Rational solutions $(a,b)$ to the equation $a\sqrt{2}+b\sqrt{3} = 2\sqrt{a} + 3\sqrt{b}$

Question

Find all rational solutions $(a,b)$ to the equation

$$a\sqrt{2}+b\sqrt{3} = 2\sqrt{a} + 3\sqrt{b}.$$

I can see that we have the solutions $(0,0), (2,0), (0,3), (3,2), (2,3)$, and I suspect that there are no more.

I tried to do the thing where you square both sides, rearrange terms, square both sides again, but it got messy.

Edited: Also, I think I recall that all distinct square roots of square-free numbers are linearly independent over the rationals. Is this true? This might lead to a more direct way of proving it.

Answer 1

Actually, not that messy. Squaring both sides, then isolating the only term that is irrational in the unknowns and squaring again gives

$$(2a^2+3b^2+2\sqrt6ab-4a-9b)^2=144ab$$

Since $\sqrt6$ is irrational, this can only be true if either $ab=0$ or

$$2a^2+3b^2-4a-9b=0$$

This is the equation of an ellipse centered at $(a=1,b=\frac32).$

Substituting this into the previous equality yields $24a^2b^2=144ab,$ or (still assuming $ab\neq0$) $ab=6.$

This hyperbola intersects the ellipse in only two points: the nonzero solutions we already had.

Answer 2

We can use the interesting

Proposition. The square roots of the square-free naturals are $\Bbb Q$-linearly independant.
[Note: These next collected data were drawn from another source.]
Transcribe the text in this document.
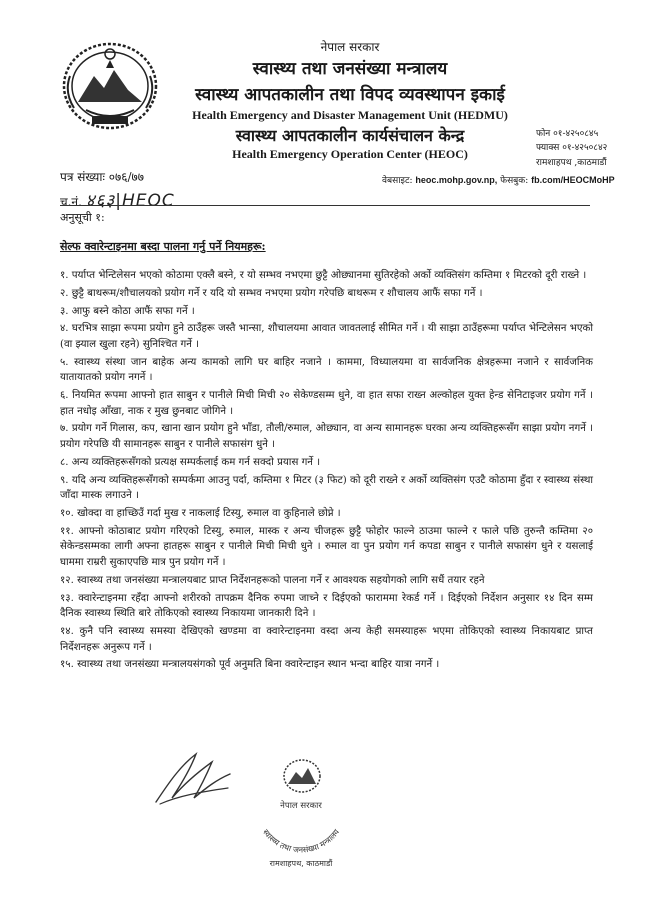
नेपाल सरकार
स्वास्थ्य तथा जनसंख्या मन्त्रालय
स्वास्थ्य आपतकालीन तथा विपद व्यवस्थापन इकाई
Health Emergency and Disaster Management Unit (HEDMU)
स्वास्थ्य आपतकालीन कार्यसंचालन केन्द्र
Health Emergency Operation Center (HEOC)
फोन ०१-४२५०८४५
फ्याक्स ०१-४२५०८४२
रामशाहपथ ,काठमाडौं
पत्र संख्याः ०७६/७७
च.नं. ४६३|HEOC
वेबसाइट: heoc.mohp.gov.np, फेसबुक: fb.com/HEOCMoHP
अनुसूची १:
सेल्फ क्वारेन्टाइनमा बस्दा पालना गर्नु पर्ने नियमहरू:
१. पर्याप्त भेन्टिलेसन भएको कोठामा एक्लै बस्ने, र यो सम्भव नभएमा छुट्टै ओछ्यानमा सुतिरहेको अर्को व्यक्तिसंग कम्तिमा १ मिटरको दूरी राख्ने ।
२. छुट्टै बाथरूम/शौचालयको प्रयोग गर्ने र यदि यो सम्भव नभएमा प्रयोग गरेपछि बाथरूम र शौचालय आफैं सफा गर्ने ।
३. आफु बस्ने कोठा आफैं सफा गर्ने ।
४. घरभित्र साझा रूपमा प्रयोग हुने ठाउँहरू जस्तै भान्सा, शौचालयमा आवात जावतलाई सीमित गर्ने । यी साझा ठाउँहरूमा पर्याप्त भेन्टिलेसन भएको (वा झ्याल खुला रहने) सुनिश्चित गर्ने ।
५. स्वास्थ्य संस्था जान बाहेक अन्य कामको लागि घर बाहिर नजाने । काममा, विध्यालयमा वा सार्वजनिक क्षेत्रहरूमा नजाने र सार्वजनिक यातायातको प्रयोग नगर्ने ।
६. नियमित रूपमा आफ्नो हात साबुन र पानीले मिची मिची २० सेकेण्डसम्म धुने, वा हात सफा राख्न अल्कोहल युक्त हेन्ड सेनिटाइजर प्रयोग गर्ने । हात नधोइ आँखा, नाक र मुख छुनबाट जोगिने ।
७. प्रयोग गर्ने गिलास, कप, खाना खान प्रयोग हुने भाँडा, तौली/रुमाल, ओछ्यान, वा अन्य सामानहरू घरका अन्य व्यक्तिहरूसँग साझा प्रयोग नगर्ने । प्रयोग गरेपछि यी सामानहरू साबुन र पानीले सफासंग धुने ।
८. अन्य व्यक्तिहरूसँगको प्रत्यक्ष सम्पर्कलाई कम गर्न सक्दो प्रयास गर्ने ।
९. यदि अन्य व्यक्तिहरूसँगको सम्पर्कमा आउनु पर्दा, कम्तिमा १ मिटर (३ फिट) को दूरी राख्ने र अर्को व्यक्तिसंग एउटै कोठामा हुँदा र स्वास्थ्य संस्था जाँदा मास्क लगाउने ।
१०. खोक्दा वा हाच्छिउँ गर्दा मुख र नाकलाई टिस्यु, रुमाल वा कुहिनाले छोप्ने ।
११. आफ्नो कोठाबाट प्रयोग गरिएको टिस्यु, रुमाल, मास्क र अन्य चीजहरू छुट्टै फोहोर फाल्ने ठाउमा फाल्ने र फाले पछि तुरुन्तै कम्तिमा २० सेकेन्डसम्मका लागी अफ्ना हातहरू साबुन र पानीले मिची मिची धुने । रुमाल वा पुन प्रयोग गर्न कपडा साबुन र पानीले सफासंग धुने र यसलाई घाममा राम्ररी सुकाएपछि मात्र पुन प्रयोग गर्ने ।
१२. स्वास्थ्य तथा जनसंख्या मन्त्रालयबाट प्राप्त निर्देशनहरूको पालना गर्ने र आवश्यक सहयोगको लागि सधैं तयार रहने
१३. क्वारेन्टाइनमा रहँदा आफ्नो शरीरको तापक्रम दैनिक रुपमा जाच्ने र दिईएको फाराममा रेकर्ड गर्ने । दिईएको निर्देशन अनुसार १४ दिन सम्म दैनिक स्वास्थ्य स्थिति बारे तोकिएको स्वास्थ्य निकायमा जानकारी दिने ।
१४. कुनै पनि स्वास्थ्य समस्या देखिएको खण्डमा वा क्वारेन्टाइनमा वस्दा अन्य केही समस्याहरू भएमा तोकिएको स्वास्थ्य निकायबाट प्राप्त निर्देशनहरू अनुरूप गर्ने ।
१५. स्वास्थ्य तथा जनसंख्या मन्त्रालयसंगको पूर्व अनुमति बिना क्वारेन्टाइन स्थान भन्दा बाहिर यात्रा नगर्ने ।
नेपाल सरकार
स्वास्थ्य तथा जनसंख्या मन्त्रालय
रामशाहपथ, काठमाडौं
Write $a=c^2n$, $b=d^2m$ with $c,d\in\Bbb Q$ and $n,m$ square-free (note that $a,b$ cannot be negative anyway). Then we have $$ a\sqrt 2+b\sqrt 3-2c\sqrt n-3d\sqrt m=0.$$ By the proposition, the following conclusions can be made casewise:

• $a=b=0$.
• $a=0$, $b\ne 0$. Then $b\sqrt 3-3d\sqrt m=0$ implies $m=3$ and $3d=b$, so $b=3$
• $b=0$, $a\ne 0$. Then $a\sqrt 2-2c\sqrt n=0$ implies $n=2$ and $2c=a$, so $a=2$.
• $a\ne 0,b\ne 0$. Then either $n=2$, $m=3$, $2c=a$, $3d=b$; this means $a=2$, $b=3$. Or $n=3$, $m=2$, $2c=b$, $3d=a$; this means $3b^2=12c^2=4a$ and $2a^2=18d^2=9b$, so $72b=16a^2=9b^4$, $b^3=8$, $b=2$ and $a=3$.

Answer 3

Your given five solutions can be calculated at the sight. Searching about others, one has $$2a^2+3b^2+2ab\sqrt 6=4a+9b+12\sqrt{ab}$$ in which trying to separate rational and irrational we have $$2a^2+3b^2=4a+9b\iff 2ab\sqrt 6=12\sqrt {ab}\iff ab=6$$ this curves, ellipse and hyperbola respectively, have no rational common points.Therefore I agree with you there are just five solutions (very well stablished by Hagen Von Eitzen above).